Pastor John Kibera

By Moses Michira

Kenya: His life history reads like the story line of a horror movie.

John Kibera led a most dangerous life, and was at one time among the most-wanted criminals in Kenya alongside hardcore criminals such as Wanugu and Wacucu.

He raided graveyards at night and stole expensive coffins and other valuables from the dead.

His would-be father-in-law stopped his wedding while the ceremony was underway in a church.

But today Kibera, 39, is a changed man and has even established a Christian ministry. He is now a street preacher in Nairobi after spending most of his life in crime where he escaped several police dragnets while nearly all his accomplices were brutally killed.

Digging graves

Kibera and his gang of eight would spend hours of the night digging up graves then leaving the decomposing bodies exposed to vagaries of the weather.

At one time, he had to feign his own death when the police intercepted his gang in downtown Nairobi after a carjacking incident that went wrong.
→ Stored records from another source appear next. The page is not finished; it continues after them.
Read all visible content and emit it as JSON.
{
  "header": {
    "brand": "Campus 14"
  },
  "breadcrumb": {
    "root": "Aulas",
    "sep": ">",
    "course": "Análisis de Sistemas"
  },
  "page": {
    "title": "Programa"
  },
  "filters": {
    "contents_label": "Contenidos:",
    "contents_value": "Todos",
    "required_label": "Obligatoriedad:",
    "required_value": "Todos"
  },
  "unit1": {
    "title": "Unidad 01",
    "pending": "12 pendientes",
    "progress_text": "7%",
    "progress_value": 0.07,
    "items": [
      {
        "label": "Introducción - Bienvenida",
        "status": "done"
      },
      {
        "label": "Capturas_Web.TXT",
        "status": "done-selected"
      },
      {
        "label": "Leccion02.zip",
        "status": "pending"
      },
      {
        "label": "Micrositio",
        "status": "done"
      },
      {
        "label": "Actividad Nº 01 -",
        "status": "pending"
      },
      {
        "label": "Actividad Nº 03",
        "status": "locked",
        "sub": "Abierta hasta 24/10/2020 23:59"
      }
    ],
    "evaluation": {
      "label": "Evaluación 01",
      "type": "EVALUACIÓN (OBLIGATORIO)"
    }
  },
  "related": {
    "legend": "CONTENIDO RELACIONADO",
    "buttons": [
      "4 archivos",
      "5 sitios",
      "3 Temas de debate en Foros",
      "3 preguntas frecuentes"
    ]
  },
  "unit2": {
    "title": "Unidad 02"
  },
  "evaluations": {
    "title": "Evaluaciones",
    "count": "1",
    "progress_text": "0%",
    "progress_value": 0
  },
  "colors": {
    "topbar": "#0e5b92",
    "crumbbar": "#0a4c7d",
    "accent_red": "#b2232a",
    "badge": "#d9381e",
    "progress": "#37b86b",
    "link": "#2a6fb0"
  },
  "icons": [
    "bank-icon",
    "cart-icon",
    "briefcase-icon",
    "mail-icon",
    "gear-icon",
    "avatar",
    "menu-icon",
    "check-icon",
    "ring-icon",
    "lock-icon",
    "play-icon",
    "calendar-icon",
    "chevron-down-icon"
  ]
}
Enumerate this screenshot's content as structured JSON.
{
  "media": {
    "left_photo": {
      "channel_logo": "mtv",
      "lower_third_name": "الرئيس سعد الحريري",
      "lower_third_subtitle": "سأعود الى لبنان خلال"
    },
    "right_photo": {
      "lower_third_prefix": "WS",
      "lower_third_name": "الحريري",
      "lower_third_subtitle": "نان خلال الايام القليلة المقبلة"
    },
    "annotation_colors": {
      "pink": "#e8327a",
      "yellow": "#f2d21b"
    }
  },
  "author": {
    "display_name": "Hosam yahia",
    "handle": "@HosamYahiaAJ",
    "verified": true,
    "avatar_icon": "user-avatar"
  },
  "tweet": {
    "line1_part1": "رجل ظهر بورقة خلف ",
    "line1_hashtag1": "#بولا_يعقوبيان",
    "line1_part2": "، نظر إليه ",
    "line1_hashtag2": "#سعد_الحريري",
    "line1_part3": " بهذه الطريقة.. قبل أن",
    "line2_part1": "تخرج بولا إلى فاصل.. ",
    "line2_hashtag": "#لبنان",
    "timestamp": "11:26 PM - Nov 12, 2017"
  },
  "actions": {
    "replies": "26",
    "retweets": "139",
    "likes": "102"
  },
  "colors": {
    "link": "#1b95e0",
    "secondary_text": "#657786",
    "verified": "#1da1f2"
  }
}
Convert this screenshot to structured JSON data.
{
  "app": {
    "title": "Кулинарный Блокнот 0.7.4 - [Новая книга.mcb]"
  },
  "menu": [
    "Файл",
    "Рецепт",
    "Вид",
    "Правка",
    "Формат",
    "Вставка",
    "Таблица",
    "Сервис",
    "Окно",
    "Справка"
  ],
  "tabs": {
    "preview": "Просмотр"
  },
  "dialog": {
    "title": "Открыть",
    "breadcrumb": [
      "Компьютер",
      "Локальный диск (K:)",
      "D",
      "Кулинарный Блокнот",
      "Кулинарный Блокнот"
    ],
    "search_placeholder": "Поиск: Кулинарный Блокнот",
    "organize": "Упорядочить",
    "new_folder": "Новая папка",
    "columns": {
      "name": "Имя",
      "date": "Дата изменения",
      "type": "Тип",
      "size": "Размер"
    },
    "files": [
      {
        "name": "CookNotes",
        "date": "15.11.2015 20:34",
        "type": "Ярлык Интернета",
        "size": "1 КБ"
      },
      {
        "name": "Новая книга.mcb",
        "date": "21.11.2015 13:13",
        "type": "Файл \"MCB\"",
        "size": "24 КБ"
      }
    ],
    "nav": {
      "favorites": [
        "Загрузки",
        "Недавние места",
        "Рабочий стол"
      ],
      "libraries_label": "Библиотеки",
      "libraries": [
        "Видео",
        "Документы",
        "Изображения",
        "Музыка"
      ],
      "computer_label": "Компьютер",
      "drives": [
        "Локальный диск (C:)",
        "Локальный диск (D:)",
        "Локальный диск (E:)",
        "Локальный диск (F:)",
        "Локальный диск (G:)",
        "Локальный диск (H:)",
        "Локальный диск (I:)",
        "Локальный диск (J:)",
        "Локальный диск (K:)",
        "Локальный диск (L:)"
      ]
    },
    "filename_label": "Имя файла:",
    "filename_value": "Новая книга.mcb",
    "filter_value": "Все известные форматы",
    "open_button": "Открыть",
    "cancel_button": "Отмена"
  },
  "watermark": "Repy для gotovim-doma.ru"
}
Three of his colleagues were killed under a hail of bullets.

Kibera was hiding inside a coffin that was being delivered to a shop owned by an Indian in Parklands area, when the police cut short their mission.

“I decided that would be the end of my criminal ways,” said Mr Kibera, in an interview with KTN’s Jicho Pevu programme.

On his botched wedding, he says he is still bitter that it had to be stopped and his bride taken away as his groomsmen and priest watched helplessly.

He estimates that his gang had stolen no less than 1,000 coffins by the time he quit some ten years ago, which helped in amassing wealth, including property worth several million shillings.

Final theft

Among the assets that he owned but decided to give to charity after he became a Christian was a home in Kitengela worth Sh7 million and a four-storey block of apartments in Kawangware.

The apartment block now houses a children’s home and a rehabilitation centre for street families.

Before the final theft which ended fatally for his gang, Kibera had narrowly survived death on several occasions, including one where four accomplices were burnt to death by an angry mob for digging up a grave and stealing a coffin in Maragua.

Kibera says the incident was to mark the turning point in his life because of the painful way in which the four died, after the ruthless villagers descended on them with an assortment of weapons before setting them on fire, alive.

“This was particularly painful,” says the gangster-turned-preacher, who looks back with little regret about disturbing the dead.

Stealing coffins, Mr Kibera thought, was more saintly than harming the living because the dead do not have feelings.

Kibera, who was born in Kakamega, became a hardened criminal before attaining the age of 18.

He was about 15 when he was first arrested and sentenced to time in the juvenile prison as an accomplice in a robbery.

It has been in and out of jail for him since then, with the influence from fellow inmates contributing to his attributes as a hardcore criminal ranking alongside names like Wanugu and Wacucu, two of the country’s best known robbers.

Both Wanugu and Wacucu were hunted down by police and killed in cold blood after terrorising hundreds of households, sometimes even suspected to have been involved in murders and carjacking incidents.

Several robberies

Kibera was to turn himself in some time in 2003 even as a manhunt had been launched by the police who wanted to charge him for several counts of robberies he was suspected to have committed.

He was taken in and the charges preferred against him before he was tried in Nairobi’s Makadara Law courts.

To the shock of the magistrate and even the police, he pleaded guilty to all the charges and sought to be pardoned as he had changed.

He argued that the act of turning himself in was evidence enough.

The magistrate sentenced him to six months in jail. He was locked up at the Industrial Area prison where he spent the time reflecting on his criminal past and decided to become a preacher.

Today, he is a father of two living with his family in Kawangware in a house he owns.